Gericht: Brandenburgisches Oberlandesgericht
Urteil verkündet am 12.07.2006
Aktenzeichen: 3 U 158/05
Rechtsgebiete: BGB


Vorschriften:

BGB § 195
BGB § 197 a.F.
BGB § 535 Abs. 2
Diese Entscheidung enthält keinen zur Veröffentlichung bestimmten Leitsatz.
Brandenburgisches Oberlandesgericht Im Namen des Volkes Urteil

3 U 158/05 Brandenburgisches Oberlandesgericht

Anlage zum Protokoll vom 12.07.2006

Verkündet am 12.07.2006

In dem Rechtsstreit

hat der 3. Zivilsenat des Brandenburgischen Oberlandesgerichts durch die Vorsitzende Richterin am Oberlandesgericht Bunge, den Richter am Oberlandesgericht Jalaß und den Richter am Oberlandesgericht Hüsgen auf die mündliche Verhandlung vom 21.06.2006

für Recht erkannt:

Tenor:

Auf die Berufung des Beklagten und unter Zurückweisung seiner weitergehenden Berufung wird das Urteil des Landgerichts Cottbus vom 07.06.2005 - 4 O 222/04 -abgeändert und die Klage abgewiesen, soweit das Landgericht den Beklagten zu einer Zahlung von mehr als 7.951,80 € nebst anteiliger Zinsen verurteilt hat.

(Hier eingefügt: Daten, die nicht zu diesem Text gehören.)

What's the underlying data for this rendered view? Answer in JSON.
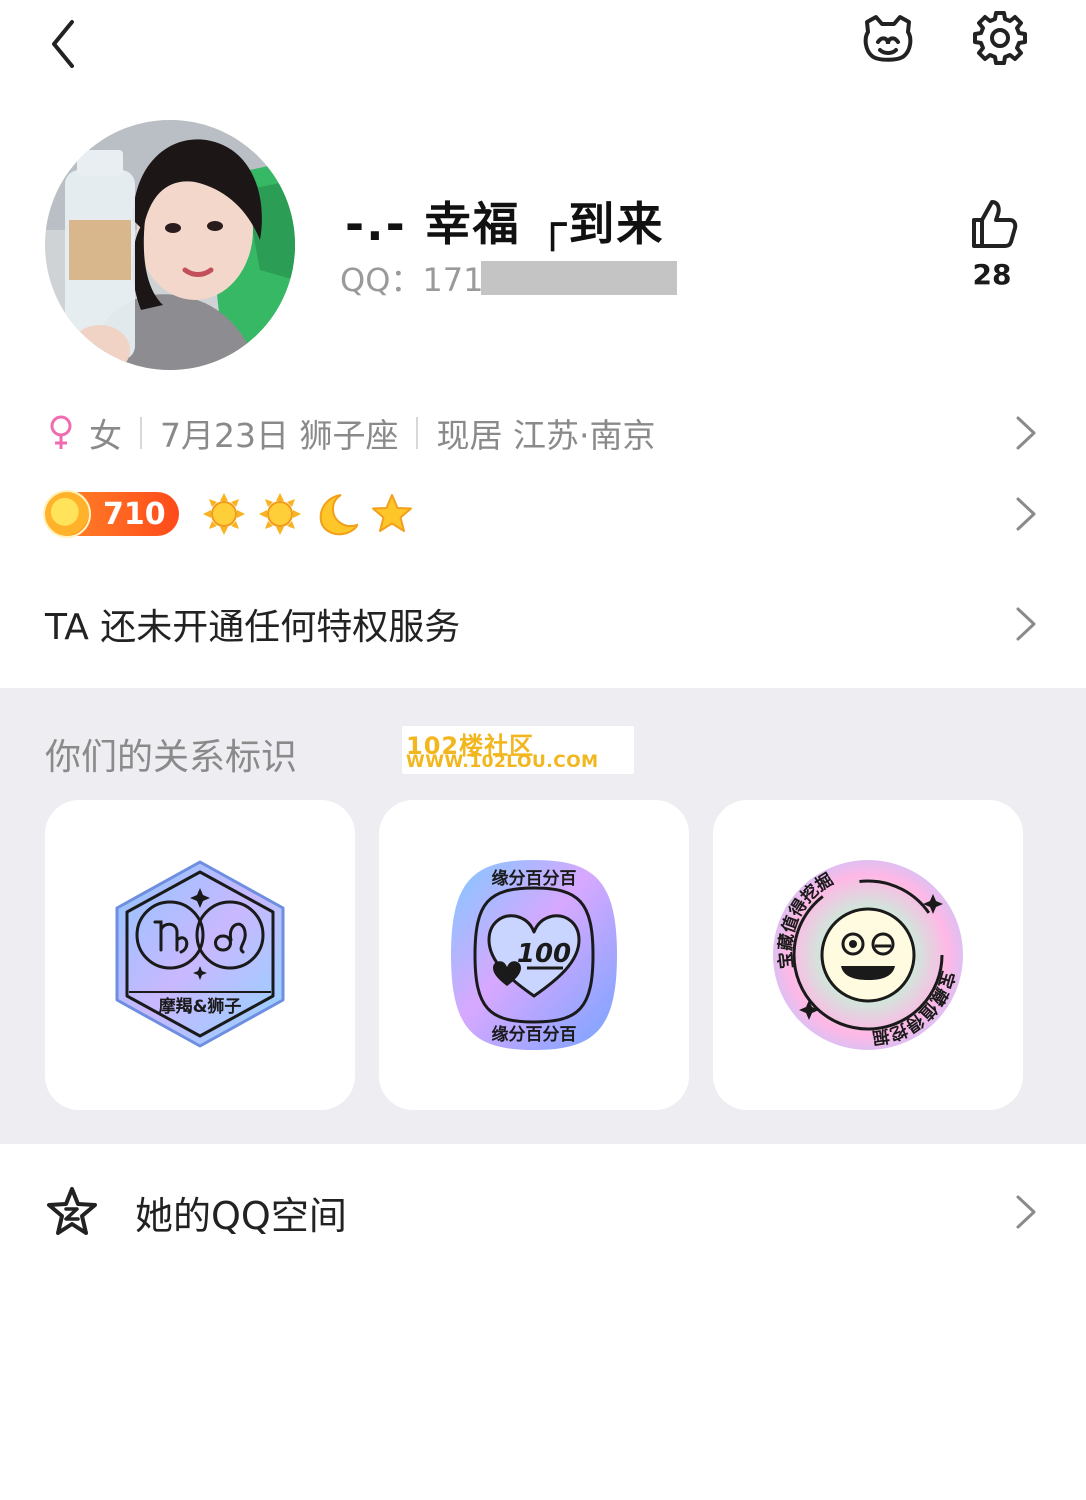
{
  "topbar": {
    "back_icon": "chevron-left-icon",
    "pet_icon": "pet-face-icon",
    "settings_icon": "gear-icon"
  },
  "profile": {
    "nickname": "-.- 幸福 ┌到来",
    "qq_label": "QQ：171",
    "likes": "28",
    "like_icon": "thumbs-up-icon"
  },
  "info": {
    "gender_icon": "female-icon",
    "gender": "女",
    "birthday": "7月23日 狮子座",
    "location": "现居 江苏·南京"
  },
  "level": {
    "value": "710",
    "icons": [
      "sun-icon",
      "sun-icon",
      "moon-icon",
      "star-icon"
    ]
  },
  "privilege": {
    "text": "TA 还未开通任何特权服务"
  },
  "relation": {
    "title": "你们的关系标识",
    "watermark_line1": "102楼社区",
    "watermark_line2": "WWW.102LOU.COM",
    "badges": [
      {
        "name": "zodiac-badge",
        "label": "摩羯&狮子"
      },
      {
        "name": "match-badge",
        "label": "缘分百分百",
        "number": "100"
      },
      {
        "name": "treasure-badge",
        "label": "宝藏值得挖掘"
      }
    ]
  },
  "qzone": {
    "icon": "qzone-star-icon",
    "label": "她的QQ空间"
  },
  "colors": {
    "section_bg": "#eeeef2",
    "female_pink": "#f06bb0",
    "level_orange": "#ff6a20",
    "watermark_yellow": "#f2b61e"
  }
}
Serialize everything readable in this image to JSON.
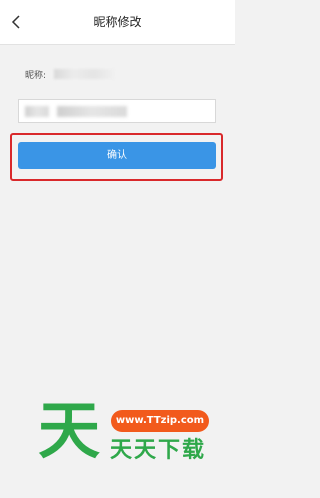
{
  "header": {
    "title": "昵称修改"
  },
  "form": {
    "nickname_label": "昵称:",
    "confirm_label": "确认"
  },
  "colors": {
    "accent": "#3a95e6",
    "highlight": "#d9292b",
    "watermark_green": "#2fa84a",
    "watermark_orange": "#f25a1c"
  },
  "icons": {
    "back": "chevron-left-icon"
  },
  "watermark": {
    "logo_char": "天",
    "url": "www.TTzip.com",
    "brand": "天天下载"
  }
}
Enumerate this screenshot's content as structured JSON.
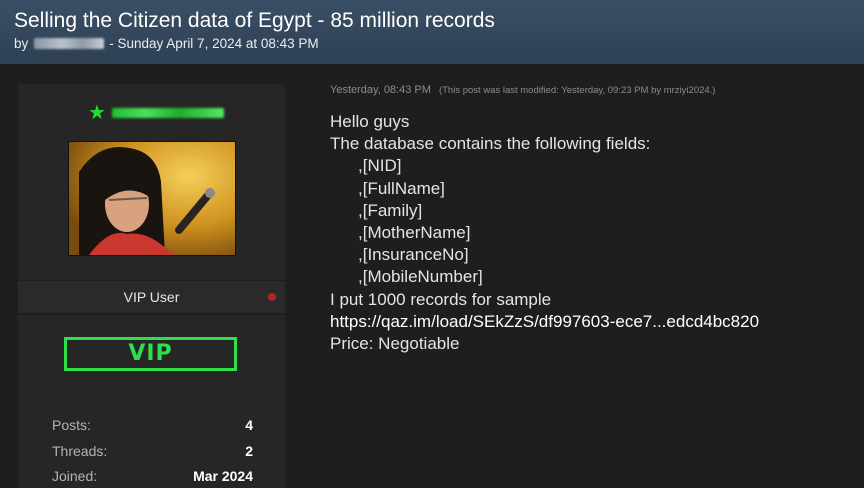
{
  "thread": {
    "title": "Selling the Citizen data of Egypt - 85 million records",
    "by_prefix": "by",
    "date_text": "- Sunday April 7, 2024 at 08:43 PM"
  },
  "author": {
    "role": "VIP User",
    "badge": "VIP",
    "stats": [
      {
        "label": "Posts:",
        "value": "4"
      },
      {
        "label": "Threads:",
        "value": "2"
      },
      {
        "label": "Joined:",
        "value": "Mar 2024"
      }
    ]
  },
  "post": {
    "time": "Yesterday, 08:43 PM",
    "modified": "(This post was last modified: Yesterday, 09:23 PM by mrziyi2024.)",
    "lines": {
      "greeting": "Hello guys",
      "intro": "The database contains the following fields:",
      "fields": [
        ",[NID]",
        ",[FullName]",
        ",[Family]",
        ",[MotherName]",
        ",[InsuranceNo]",
        ",[MobileNumber]"
      ],
      "sample": "I put 1000 records for sample",
      "link": "https://qaz.im/load/SEkZzS/df997603-ece7...edcd4bc820",
      "price": "Price: Negotiable"
    }
  },
  "colors": {
    "header_bg": "#34485e",
    "page_bg": "#1e1e1e",
    "vip_green": "#2fe04a",
    "status_dot": "#b02424"
  },
  "icons": {
    "username_star": "star-icon",
    "status": "offline-status-dot"
  }
}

Von den Kosten des Rechtsstreits haben die Klägerin 26 % und der Beklagte 74 % zu tragen.

Das Urteil ist vorläufig vollstreckbar.

Die Revision wird nicht zugelassen.

Gründe:

I.

Die Klägerin verlangt von dem Beklagten Betriebskostennachzahlungen für die abgerechneten Mietperioden 1997 bis 2002.

Der Rechtsvorgänger der Klägerin vermietete dem Beklagten gemäß Mietvertrag vom 19.8.1997 in einem Objekt ... in ... 74,34 m² zum Betrieb eines Bistros für 10 Jahre. Der Beklagte übernahm gemäß § 5 des Mietvertrages (vgl. Bl. 8 der Gerichtsakte) dort näher bezeichnete Nebenkosten. Die Klägerin rechnete diese im Jahre 2002 für die Zeiträume 1997 bis 2001 und im Jahre 2003 für 2002 ab (vgl. Anlage K 2 bis K 7, Bl. 14 ff. der GA). Der Beklagte hat den Einwand der Verjährung und Verwirkung erhoben sowie sich gegen die Prüfbarkeit der Abrechnungen gewandt. Die angesetzten Kosten wären teilweise überhöht und ihre Umlage verstoße gegen das Wirtschaftlichkeitsgebot.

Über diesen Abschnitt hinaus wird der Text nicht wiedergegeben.